As the effectiveness of traditional media and online display ads has dwindled, we have seen more marketers enter into the influencer marketing space in general,” wrote Ted Murphy, founder and CEO of influencer marketing platform Izea. “The average rates have gone up over the past five years on every platform including blogs. When I started this company in 2006, we were paying influencers $5-$10 for a blog post; today a blog post is around $1,400.” 

Still the Wild West
For years, influencer marketing has functioned like the Wild West. With thousands upon thousands of influencers — AspireIQ found that there are 830,987 influencers on Instagram alone — who’ve generally been able to set their own rates asking companies and agencies to pay them based on their followers, the number of posts and the potential reach those posts may have, it’s been difficult to set a standard for how influencers are paid. While agency sources say it’s still the Wild West, adding more metrics to consider has helped marketers get a better sense of what they are paying for and if it is working.

Still, influencer marketing is far from being as standardized as other marketing channels. 
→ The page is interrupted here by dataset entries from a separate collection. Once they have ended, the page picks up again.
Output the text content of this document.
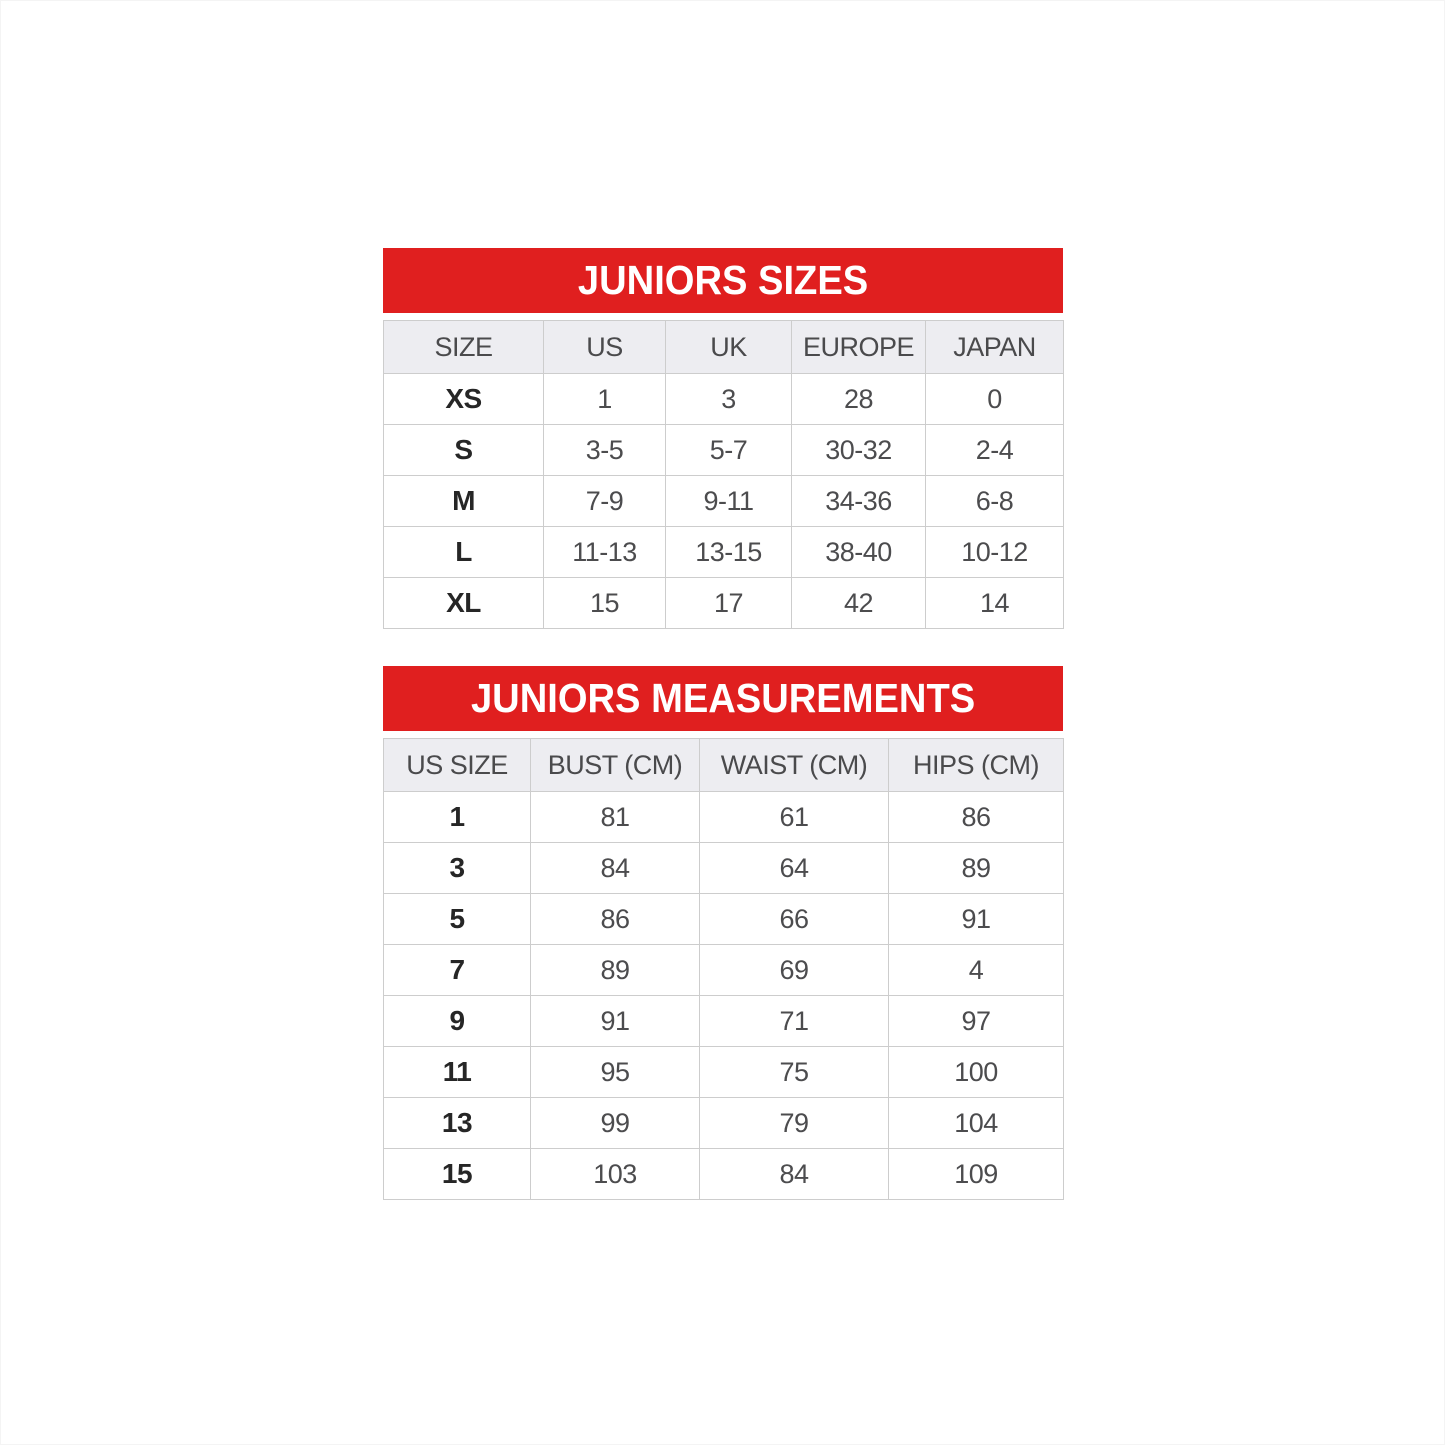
JUNIORS SIZES
SIZE	US	UK	EUROPE	JAPAN
XS	1	3	28	0
S	3-5	5-7	30-32	2-4
M	7-9	9-11	34-36	6-8
L	11-13	13-15	38-40	10-12
XL	15	17	42	14
JUNIORS MEASUREMENTS
US SIZE	BUST (CM)	WAIST (CM)	HIPS (CM)
1	81	61	86
3	84	64	89
5	86	66	91
7	89	69	4
9	91	71	97
11	95	75	100
13	99	79	104
15	103	84	109
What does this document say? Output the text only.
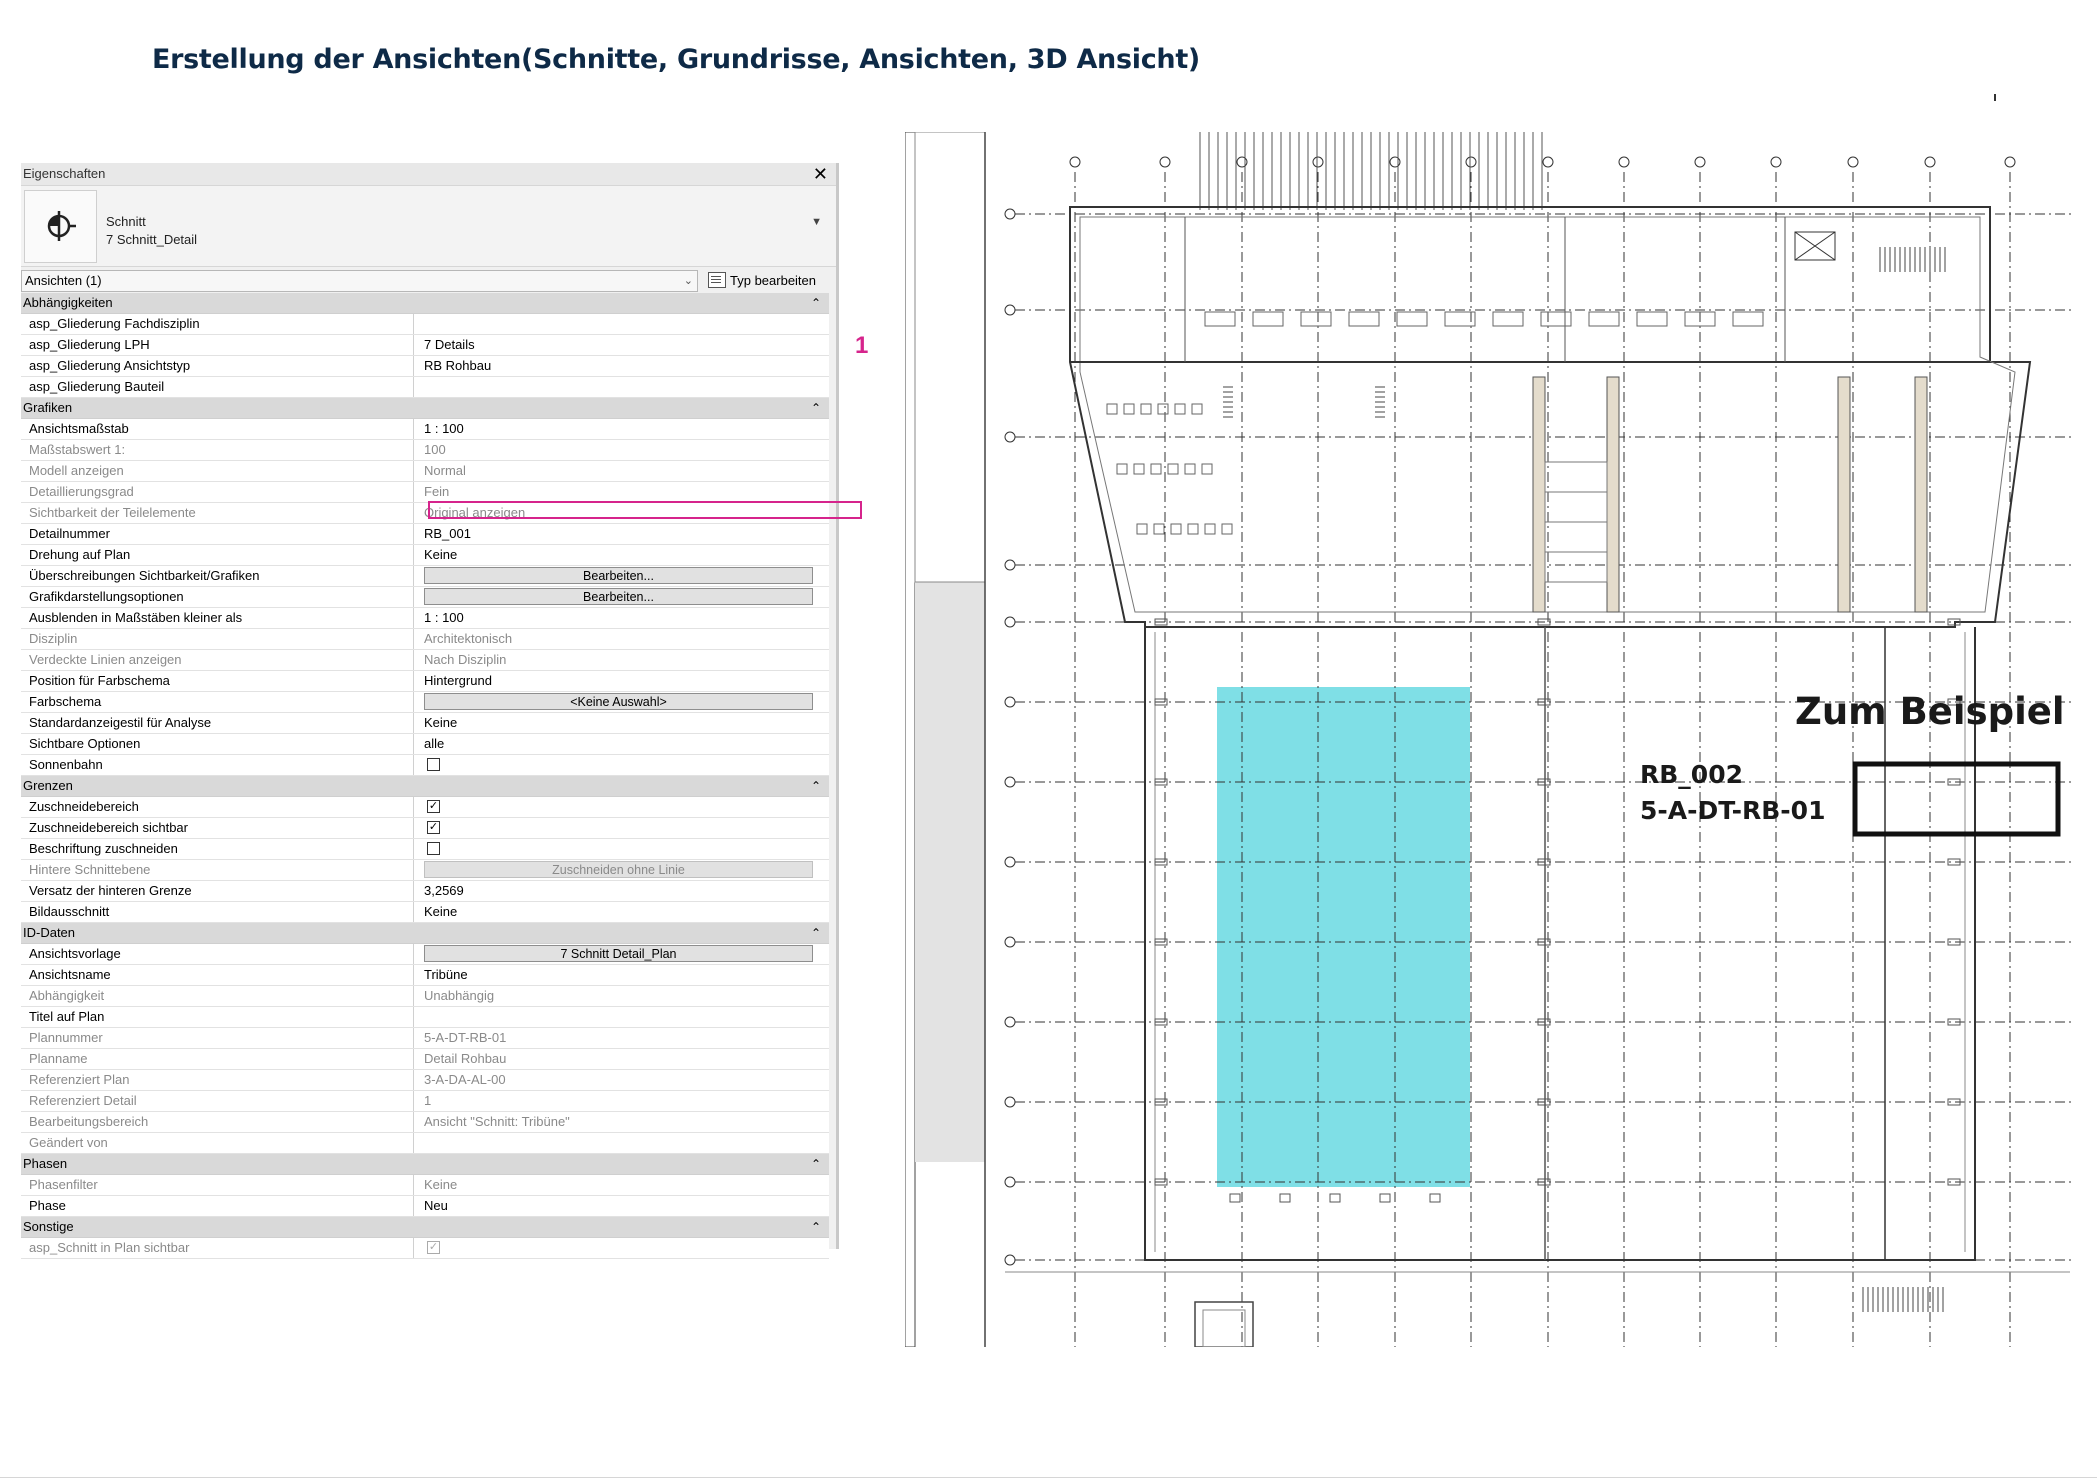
Erstellung der Ansichten(Schnitte, Grundrisse, Ansichten, 3D Ansicht)
Eigenschaften	✕
Schnitt
7 Schnitt_Detail
▼
Ansichten (1)	⌄	Typ bearbeiten
Abhängigkeiten	⌃
asp_Gliederung Fachdisziplin
asp_Gliederung LPH	7 Details
asp_Gliederung Ansichtstyp	RB Rohbau
asp_Gliederung Bauteil
Grafiken	⌃
Ansichtsmaßstab	1 : 100
Maßstabswert 1:	100
Modell anzeigen	Normal
Detaillierungsgrad	Fein
Sichtbarkeit der Teilelemente	Original anzeigen
Detailnummer	RB_001
Drehung auf Plan	Keine
Überschreibungen Sichtbarkeit/Grafiken	Bearbeiten...
Grafikdarstellungsoptionen	Bearbeiten...
Ausblenden in Maßstäben kleiner als	1 : 100
Disziplin	Architektonisch
Verdeckte Linien anzeigen	Nach Disziplin
Position für Farbschema	Hintergrund
Farbschema	<Keine Auswahl>
Standardanzeigestil für Analyse	Keine
Sichtbare Optionen	alle
Sonnenbahn
Grenzen	⌃
Zuschneidebereich	✓
Zuschneidebereich sichtbar	✓
Beschriftung zuschneiden
Hintere Schnittebene	Zuschneiden ohne Linie
Versatz der hinteren Grenze	3,2569
Bildausschnitt	Keine
ID-Daten	⌃
Ansichtsvorlage	7 Schnitt Detail_Plan
Ansichtsname	Tribüne
Abhängigkeit	Unabhängig
Titel auf Plan
Plannummer	5-A-DT-RB-01
Planname	Detail Rohbau
Referenziert Plan	3-A-DA-AL-00
Referenziert Detail	1
Bearbeitungsbereich	Ansicht "Schnitt: Tribüne"
Geändert von
Phasen	⌃
Phasenfilter	Keine
Phase	Neu
Sonstige	⌃
asp_Schnitt in Plan sichtbar	✓
1
Zum Beispiel
RB_002
5-A-DT-RB-01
“As people and brands continue to jump into this space with minimal experience, we do feel the ripples of their lack of expertise,” wrote Abbey Klaassen, president, 360i, in an email. “For example, a few inexperienced negotiators overpay some influencers and then offsets rates for all of us in the space moving forward.” 

Part of the trouble with standardizing influencer marketing is that it isn’t clear where it sits in agencies, which agencies — PR or digital or social or media agencies — handle influencer marketing for clients or if clients want to figure out influencer marketing separately with agencies dedicated solely to influencer marketing. “It’s very scattered,” said Danielle Wiley, CEO of influencer agency Sway.

It is still very much the Wild West, especially when it comes to disclosure and payments,” wrote Murphy. “We are still seeing a tremendous amount of unethical influencer marketing practices by brands of all sizes. While influencer marketing platforms have made investments in compliance tools and automation, many agencies are blatantly ignoring the FTC Guidelines for disclosure and transparency. Our latest survey of influencers indicated that 28% of influencers have been asked by a marketer to not disclose a sponsored post.” 

The influencer marketing landscape will continue to see change, according to agency sources, who believe the rise of TikTok could make it even murkier for marketers over the next year. Others believe new platform features, like Instagram’s highly anticipated social commerce feature, could make it easier for marketers.

“The rollout to the influencer community at large would be a game-changer and fundamentally change the landscape,” wrote Klaassen. “Affiliate networks could potentially become obsolete, and because of this new access to data, commission-based partnerships could become standard practice with traditional IM agencies and brands.”